Neutrophil extracellular traps (NETs) are networks of extracellular fibers, primarily composed of DNA from neutrophils, which bind pathogens. In humans, neutrophils are the most numerous leukocyte subset and plays a key role for the immune system. Neutrophils are the body's second line of defense against infection and have conventionally been thought to kill invading pathogens through two strategies: engulfment of microbes and secretion of anti-microbials. In 2004, a novel third function was identified: formation of NETs. NETs allow neutrophils to kill extracellular pathogens while minimizing damage to the host cells. Upon in vitro activation with the pharmacological agent phorbol myristate acetate (PMA), Interleukin 8 (IL-8) or lipopolysaccharide (LPS), neutrophils release granule proteins and chromatin to form an extracellular fibril matrix known as NET through an active process. NETs are essential under physiological and pathological conditions giving them both cytotoxic and anti-microbial features.

NETs are composed of various components including histones, DNA strands, fibrin, activated platelets, coagulation factors such as tissue factor (TF) and factor XII. Together with content from their azurophilic granules, such as neutrophil elastase (NE) and myeloperoxidase (MPO) neutrophils can externalize their decondensed chromatin.

High-resolution scanning electron microscopy has shown that NETs consist of stretches of DNA and globular protein domains with diameters of 15–17 nm and 25 nm, respectively. These aggregate into larger threads with a diameter of 50 nm. However, under flow conditions, NETs can form much larger structures, reaching hundreds of nanometers in length and width.
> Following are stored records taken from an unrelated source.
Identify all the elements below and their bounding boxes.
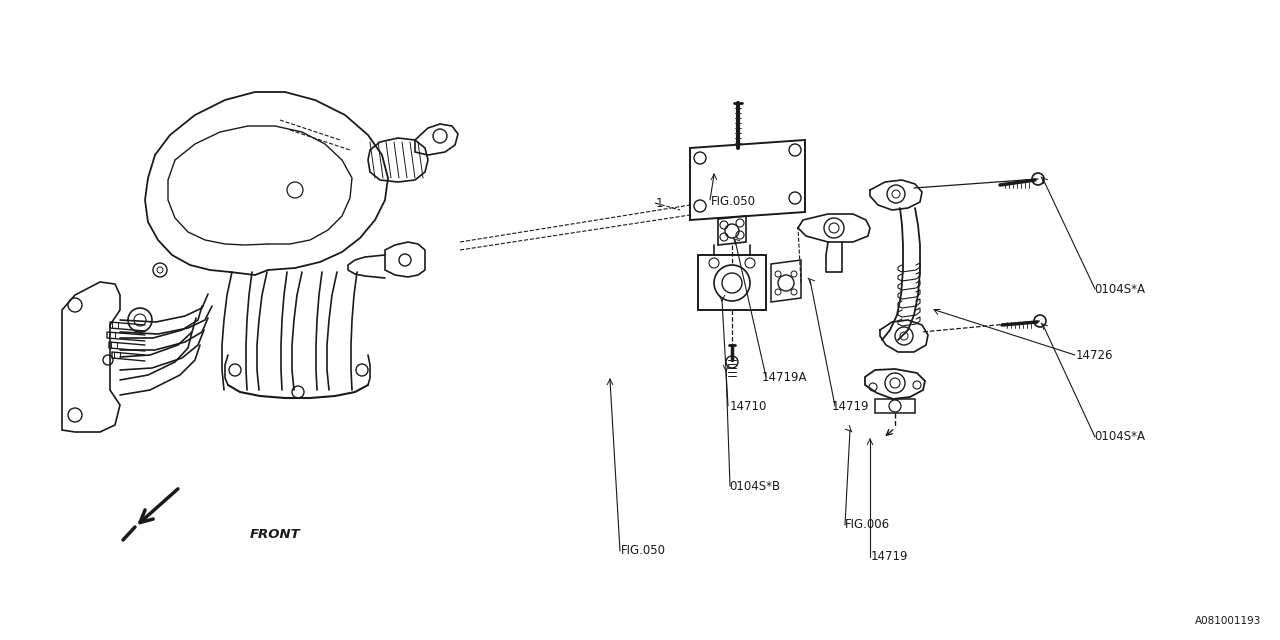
Text: 0104S*B: 0104S*B bbox=[730, 480, 781, 493]
Text: FRONT: FRONT bbox=[250, 528, 301, 541]
Text: 0104S*A: 0104S*A bbox=[1094, 430, 1146, 443]
Text: 14719: 14719 bbox=[870, 550, 908, 563]
Text: 14719A: 14719A bbox=[762, 371, 808, 384]
Text: 14719: 14719 bbox=[832, 400, 869, 413]
Text: 14726: 14726 bbox=[1075, 349, 1112, 362]
Text: FIG.050: FIG.050 bbox=[621, 544, 666, 557]
Text: 1: 1 bbox=[655, 197, 663, 210]
Text: FIG.006: FIG.006 bbox=[845, 518, 890, 531]
Text: 0104S*A: 0104S*A bbox=[1094, 283, 1146, 296]
Text: A081001193: A081001193 bbox=[1194, 616, 1261, 626]
Text: FIG.050: FIG.050 bbox=[710, 195, 755, 208]
Text: 14710: 14710 bbox=[730, 400, 767, 413]
Bar bbox=[698, 255, 765, 310]
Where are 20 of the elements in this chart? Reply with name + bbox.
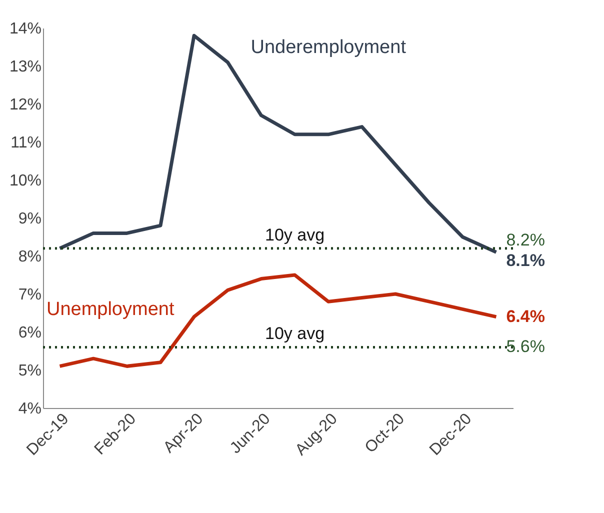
y-tick-label: 8% [18,248,42,266]
annotation: 5.6% [506,337,545,356]
y-tick-label: 12% [9,96,42,114]
y-tick-label: 11% [10,134,42,152]
ref-line-label: 10y avg [265,225,325,244]
data-label: 8.1% [506,251,545,270]
series-label: Unemployment [46,299,175,320]
y-tick-label: 14% [9,20,42,38]
data-label: 6.4% [506,306,545,326]
y-tick-label: 13% [9,58,42,76]
y-tick-label: 5% [18,362,42,380]
y-tick-label: 10% [9,172,42,190]
y-tick-label: 4% [18,400,42,418]
line-series [58,34,498,254]
y-tick-label: 9% [18,210,42,228]
series-label: Underemployment [250,37,407,58]
annotation: 8.2% [506,230,545,250]
y-tick-label: 6% [18,324,42,342]
y-tick-label: 7% [18,286,42,304]
ref-line-label: 10y avg [265,324,325,344]
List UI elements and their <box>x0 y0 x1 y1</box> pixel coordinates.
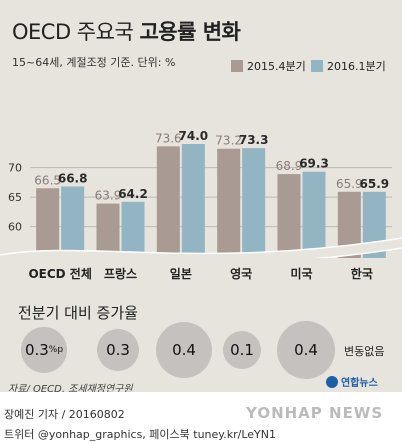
growth-circle: 0.3 <box>97 329 139 371</box>
bar-s1 <box>217 148 241 278</box>
bar-value-label: 73.3 <box>239 133 269 147</box>
no-change-label: 변동없음 <box>344 345 385 358</box>
yonhap-logo-icon <box>326 375 338 388</box>
legend-item-s1: 2015.4분기 <box>231 58 306 74</box>
bar-value-label: 66.5 <box>34 173 61 187</box>
bar-s2 <box>362 191 386 278</box>
axis-break-line-top <box>0 237 402 256</box>
growth-value: 0.3 <box>106 341 130 359</box>
legend-swatch-s2 <box>311 60 323 72</box>
category-label: 한국 <box>351 266 373 281</box>
y-tick-label: 70 <box>8 162 22 175</box>
credit-reporter: 장예진 기자 / 20160802 <box>4 408 125 421</box>
logo-text: 연합뉴스 <box>341 378 378 389</box>
bar-value-label: 66.8 <box>58 171 88 185</box>
bar-s2 <box>181 144 205 278</box>
bar-value-label: 63.9 <box>95 189 122 203</box>
bar-value-label: 73.6 <box>155 131 182 145</box>
growth-value: 0.1 <box>230 341 254 359</box>
bar-chart: 60 65 70 66.566.8 63.964.2 73.674.0 73.273.3 68… <box>0 129 402 290</box>
source-note: 자료/ OECD, 조세재정연구원 <box>8 384 133 392</box>
bar-s2 <box>242 148 266 278</box>
chart-baseline-band <box>0 258 402 290</box>
yonhap-logo: 연합뉴스 <box>326 374 378 389</box>
legend-label-s1: 2015.4분기 <box>247 60 306 73</box>
y-tick-label: 65 <box>8 191 22 204</box>
bar-value-label: 65.9 <box>336 177 363 191</box>
title-light: OECD 주요국 <box>12 20 140 44</box>
infographic-panel: OECD 주요국 고용률 변화 15~64세, 계절조정 기준. 단위: % 2… <box>0 0 402 392</box>
bar-value-label: 73.2 <box>215 134 242 148</box>
category-label: 일본 <box>170 267 192 281</box>
bar-value-label: 74.0 <box>179 129 209 143</box>
growth-value: 0.3 <box>24 341 49 359</box>
category-label: 미국 <box>290 266 312 281</box>
chart-title: OECD 주요국 고용률 변화 <box>12 16 241 46</box>
growth-value: 0.4 <box>172 341 196 359</box>
bar-s1 <box>156 146 180 278</box>
watermark: YONHAP NEWS <box>246 404 384 422</box>
title-bold: 고용률 변화 <box>139 20 241 44</box>
y-tick-label: 60 <box>8 221 22 234</box>
category-label: OECD 전체 <box>28 266 91 281</box>
growth-circle: 0.4 <box>277 321 335 379</box>
category-label: 영국 <box>230 266 252 281</box>
growth-circle: 0.1 <box>223 331 261 369</box>
bar-value-label: 69.3 <box>299 157 329 171</box>
legend-item-s2: 2016.1분기 <box>311 58 386 74</box>
growth-unit: %p <box>48 345 64 355</box>
bar-value-label: 65.9 <box>360 177 390 191</box>
bar-value-label: 64.2 <box>118 187 148 201</box>
growth-circle: 0.3 %p <box>21 327 67 373</box>
legend-swatch-s1 <box>231 60 243 72</box>
chart-subtitle: 15~64세, 계절조정 기준. 단위: % <box>12 56 176 69</box>
category-label: 프랑스 <box>104 267 137 281</box>
growth-circle: 0.4 <box>156 322 212 378</box>
legend-label-s2: 2016.1분기 <box>327 60 386 73</box>
bar-value-label: 68.9 <box>276 159 303 173</box>
credit-social: 트위터 @yonhap_graphics, 페이스북 tuney.kr/LeYN… <box>4 428 276 441</box>
growth-title: 전분기 대비 증가율 <box>18 304 138 322</box>
growth-value: 0.4 <box>294 341 318 359</box>
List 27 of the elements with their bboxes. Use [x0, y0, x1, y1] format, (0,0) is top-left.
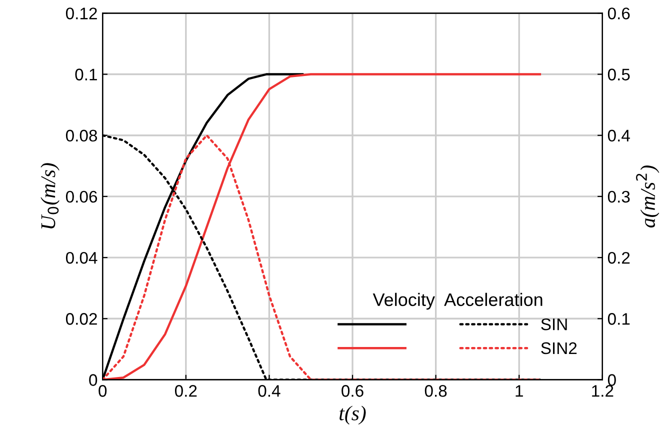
y2-tick-label: 0.6: [608, 8, 630, 20]
y2-tick-label: 0.2: [608, 252, 630, 264]
y-tick-label: 0.1: [75, 68, 97, 80]
legend-label: SIN2: [541, 342, 577, 354]
y-tick-label: 0.02: [66, 313, 97, 325]
y2-axis-title: a(m/s$^{2}$): [636, 165, 660, 228]
y2-tick-label: 0.3: [608, 190, 630, 203]
x-tick-label: 0.2: [174, 385, 197, 397]
y-tick-label: 0.12: [66, 8, 97, 20]
y2-tick-label: 0.1: [608, 313, 630, 325]
y-tick-label: 0: [89, 374, 98, 386]
x-axis-title: t(s): [340, 406, 366, 425]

Analysis by immunofluorescence corroborated that NETs contain proteins from azurophilic granules (neutrophil elastase, cathepsin G and myeloperoxidase), specific granules (lactoferrin), tertiary granules (gelatinase), and the cytoplasm; however, CD63, actin, tubulin and various other cytoplasmatic proteins are not present in NETs.

NETs disarm pathogens by using antimicrobial proteins such as neutrophil elastase, cathepsin G and histones, which have a high affinity for DNA. NETs provide for a high local concentration of antimicrobial components and bind, disarm and kill microbes extracellularly, independently of phagocytic uptake. In addition to their antimicrobial properties, NETs may serve as a physical barrier that prevents further spread of the pathogens. Furthermore, delivering the granule proteins into NETs may keep potentially injurious proteins like proteases from diffusing away and inducing damage in tissue adjacent to the site of inflammation. NET formation has also been shown to augment macrophage bactericidal activity in response to multiple bacterial pathogens.

More recently, it has also been shown that not only bacteria but also pathogenic fungi such as Candida albicans induce neutrophils to form NETs that capture and kill C. albicans hyphal as well as yeast-form cells. NETs have also been documented in association with Plasmodium falciparum infections in children.

While it was originally proposed that NETs would be formed in tissues at a site of bacterial/yeast infection, NETs have also been shown to form within blood vessels during sepsis (specifically in the lung capillaries and liver sinusoids). Intra-vascular NET formation is tightly controlled and is regulated by platelets, which sense severe infection via platelet TLR4 and then bind to and activate neutrophils to form NETs. Platelet-induced NET formation occurs very rapidly (in minutes) and may or may not result in death of the neutrophils. NETs formed in blood vessels can catch circulating bacteria as they pass through the vessels. Trapping of bacteria under flow has been imaged directly in flow chambers in vitro and intravital microscopy demonstrated that bacterial trapping occurs in the liver sinusoids and lung capillaries (sites where platelets bind neutrophils).

NET activation and release, or NETosis, is a dynamic process that can come in two forms, suicidal and vital NETosis. Overall, many of the key components of the process are similar for both types of NETosis, however, there are key differences in stimuli, timing, and ultimate result.